Han pasado ya doce años desde que tu espíritu emprendió el viaje a la eternidad, curiosamente me topé con la carta póstuma que publiqué de acuerdo a tu deseo en el año de tu partida; parece que escucho tus palabras una semana antes de que tu malestar se hiciera más evidente; temprano te presentase en mi casa que era la tuya, para decirme: Aquí estoy, he venido a buscarte, porque sólo tú puedes ayudarme, en ese momento sentí un profundo sentimiento de tristeza; no sé qué veías en mí, si al amigo, al hermano, o a mi esencia espiritual que por ser tú mi confidente por cuarenta años, bien conocías, y que gracias a tu gran fe y devoción por la madre de Dios la Santísima Virgen María, sabía que existía entre los dos un puente para establecer una comunicación poco usual entre los seres humanos. Recuerdo que, al escuchar tus palabras, sentí que mis párpados eran tan pesados como una cortina de hierro, y mi mirada se clavó por ello, primeramente, en el suelo, después, como pude, me atreví a verte a los ojos, aún se apreciaba en tu mirada el brillo vital que denota la existencia, más tu cuerpo experimentaba un cansancio fatal que casi te obligaba a estar sentado para fundirte en aquel sillón que escogiste para leer tus lecturas. Seguramente notaste en mí algo que siempre caracterizó a nuestra amistad, por ello no te podía mentir y con suavidad te dije: No es a mí al que buscas, pero no temas Él te está esperando; al escuchar aquello no se evidenció ninguna muestra de reproche, por el contrario, sabías perfectamente de lo que te estaba hablando y guardaste silencio; después me senté a tu lado para analizar las posibilidades para tu mejor atención.

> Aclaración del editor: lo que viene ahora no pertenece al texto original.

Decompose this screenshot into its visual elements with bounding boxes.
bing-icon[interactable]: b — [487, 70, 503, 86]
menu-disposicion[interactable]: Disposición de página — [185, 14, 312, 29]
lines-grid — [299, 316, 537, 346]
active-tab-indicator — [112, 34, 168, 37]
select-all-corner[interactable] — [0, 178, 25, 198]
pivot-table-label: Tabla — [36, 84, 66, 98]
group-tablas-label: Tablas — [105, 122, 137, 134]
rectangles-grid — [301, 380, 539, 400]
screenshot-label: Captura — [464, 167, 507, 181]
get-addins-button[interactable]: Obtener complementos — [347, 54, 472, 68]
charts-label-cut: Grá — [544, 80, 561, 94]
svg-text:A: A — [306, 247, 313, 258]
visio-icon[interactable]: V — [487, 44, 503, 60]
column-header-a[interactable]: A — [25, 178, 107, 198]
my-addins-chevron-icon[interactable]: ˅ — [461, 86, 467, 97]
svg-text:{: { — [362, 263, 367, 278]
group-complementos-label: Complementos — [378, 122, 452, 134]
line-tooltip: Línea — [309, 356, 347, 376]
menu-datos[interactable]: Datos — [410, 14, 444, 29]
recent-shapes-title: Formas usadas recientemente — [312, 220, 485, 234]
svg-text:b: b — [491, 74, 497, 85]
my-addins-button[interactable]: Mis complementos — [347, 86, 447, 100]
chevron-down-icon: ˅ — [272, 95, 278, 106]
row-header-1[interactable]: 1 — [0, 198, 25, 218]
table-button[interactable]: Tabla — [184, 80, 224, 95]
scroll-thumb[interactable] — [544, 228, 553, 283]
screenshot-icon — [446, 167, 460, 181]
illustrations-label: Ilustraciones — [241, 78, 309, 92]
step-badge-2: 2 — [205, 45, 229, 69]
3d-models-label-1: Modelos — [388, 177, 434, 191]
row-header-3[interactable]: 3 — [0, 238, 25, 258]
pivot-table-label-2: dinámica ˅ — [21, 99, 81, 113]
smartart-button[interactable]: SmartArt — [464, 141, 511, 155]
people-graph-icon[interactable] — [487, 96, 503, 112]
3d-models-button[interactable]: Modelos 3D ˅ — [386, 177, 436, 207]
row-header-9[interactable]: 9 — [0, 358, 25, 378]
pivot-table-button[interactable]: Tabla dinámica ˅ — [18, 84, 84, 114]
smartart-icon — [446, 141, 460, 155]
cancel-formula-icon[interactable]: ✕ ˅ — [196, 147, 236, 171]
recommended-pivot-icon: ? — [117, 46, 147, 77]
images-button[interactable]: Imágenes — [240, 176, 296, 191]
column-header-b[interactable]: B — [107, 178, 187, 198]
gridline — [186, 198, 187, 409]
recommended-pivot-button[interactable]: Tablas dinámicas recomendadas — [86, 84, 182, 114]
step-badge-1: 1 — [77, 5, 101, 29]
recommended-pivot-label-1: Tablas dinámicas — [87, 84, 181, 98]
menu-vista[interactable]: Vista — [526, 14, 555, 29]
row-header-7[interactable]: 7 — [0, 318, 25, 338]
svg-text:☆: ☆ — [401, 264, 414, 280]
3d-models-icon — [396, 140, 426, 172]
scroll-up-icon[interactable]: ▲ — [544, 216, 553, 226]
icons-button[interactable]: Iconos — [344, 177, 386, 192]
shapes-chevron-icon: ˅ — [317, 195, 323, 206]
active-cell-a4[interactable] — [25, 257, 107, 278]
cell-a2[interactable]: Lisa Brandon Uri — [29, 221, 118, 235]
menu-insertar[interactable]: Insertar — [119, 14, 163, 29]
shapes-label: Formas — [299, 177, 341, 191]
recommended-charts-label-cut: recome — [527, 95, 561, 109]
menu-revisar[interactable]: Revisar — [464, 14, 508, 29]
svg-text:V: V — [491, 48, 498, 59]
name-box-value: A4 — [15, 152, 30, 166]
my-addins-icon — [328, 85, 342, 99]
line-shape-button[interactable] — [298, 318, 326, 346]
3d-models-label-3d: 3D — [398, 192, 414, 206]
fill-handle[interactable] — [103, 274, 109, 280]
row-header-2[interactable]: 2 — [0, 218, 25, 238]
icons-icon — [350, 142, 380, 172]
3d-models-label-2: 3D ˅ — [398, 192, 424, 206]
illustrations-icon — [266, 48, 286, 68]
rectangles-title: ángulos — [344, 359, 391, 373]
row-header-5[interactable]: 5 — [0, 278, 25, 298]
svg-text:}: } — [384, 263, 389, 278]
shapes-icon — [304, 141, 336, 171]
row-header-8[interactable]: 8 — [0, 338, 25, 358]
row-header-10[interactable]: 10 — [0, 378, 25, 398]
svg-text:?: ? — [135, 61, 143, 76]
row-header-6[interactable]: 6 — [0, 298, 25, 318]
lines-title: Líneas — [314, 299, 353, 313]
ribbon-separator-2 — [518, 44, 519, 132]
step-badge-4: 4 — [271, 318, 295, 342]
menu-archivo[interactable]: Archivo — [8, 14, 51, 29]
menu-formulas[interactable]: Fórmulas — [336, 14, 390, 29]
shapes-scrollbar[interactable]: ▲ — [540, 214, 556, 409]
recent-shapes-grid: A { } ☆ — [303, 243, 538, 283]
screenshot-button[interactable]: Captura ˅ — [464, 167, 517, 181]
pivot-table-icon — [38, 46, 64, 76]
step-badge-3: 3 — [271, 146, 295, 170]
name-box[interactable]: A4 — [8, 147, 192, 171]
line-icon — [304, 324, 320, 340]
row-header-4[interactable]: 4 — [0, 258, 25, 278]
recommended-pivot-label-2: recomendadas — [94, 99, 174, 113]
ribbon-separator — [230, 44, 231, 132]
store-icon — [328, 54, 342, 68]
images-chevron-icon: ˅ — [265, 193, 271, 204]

Nuestro Señor te dio tiempo para despedirte de las personas más cercanas a tu corazón.
A doce años de tu viaje a la eternidad, he sentido cómo aún te resistes a dejar lo que tanto amaste, de ahí que tu presencia se siente con nosotros, cuando por algún motivo necesitamos que nos recuerdes, que nadie que crea en Jesucristo muere del todo.
Ayer me visitaste en el sueño, te veías feliz, con la mirada me decías que no me preocupara, que buscara estar en paz conmigo mismo, que no me entristeciera si las circunstancias emocionales parecieran que no me eran favorables, que todo cambiaría para bien y se restablecería el equilibro en mi ser, después me invitaste a la casa terrenal de tus padres y me mostraste el nacimiento que pusiste debajo de la escalera, , tomaste en tus manos un alfiler y empezaste a perforar el papel de color azul profundo que simulaba el cielo en una noche en aquel pueblo de Belén donde naciera el Salvador, entonces encendiste una lampara y apagaste todas las luces de la estancia y ambos apreciamos un firmamento tachonado de estrellas; y de pronto, así como llegaste, te marchaste, tal vez a otro espacio, tal vez, buscando con ello establecer comunicación, con otras personas amadas por ti.
Hay duelos que duran un par de años, el mío me condujo a caminar por un desierto, tal vez dure otros cuarenta años, tal vez dure hasta que la estrella más luminosa del cielo anuncie la segunda venida del Jesucristo que nunca se fue, porque se quedó con nosotros en la tierra.
“Díjole Jesús: Yo soy la resurrección y la vida: quien cree en mí, aunque hubiere muerto, vivirá: y todo aquel que vive y cree en mí no morirá para siempre: ¿Crees tú esto? (Jn 11:25-26)
En memoria de Antonio Ángel Beltrán Castro, mi amigo, mi eterno hermano en Cristo.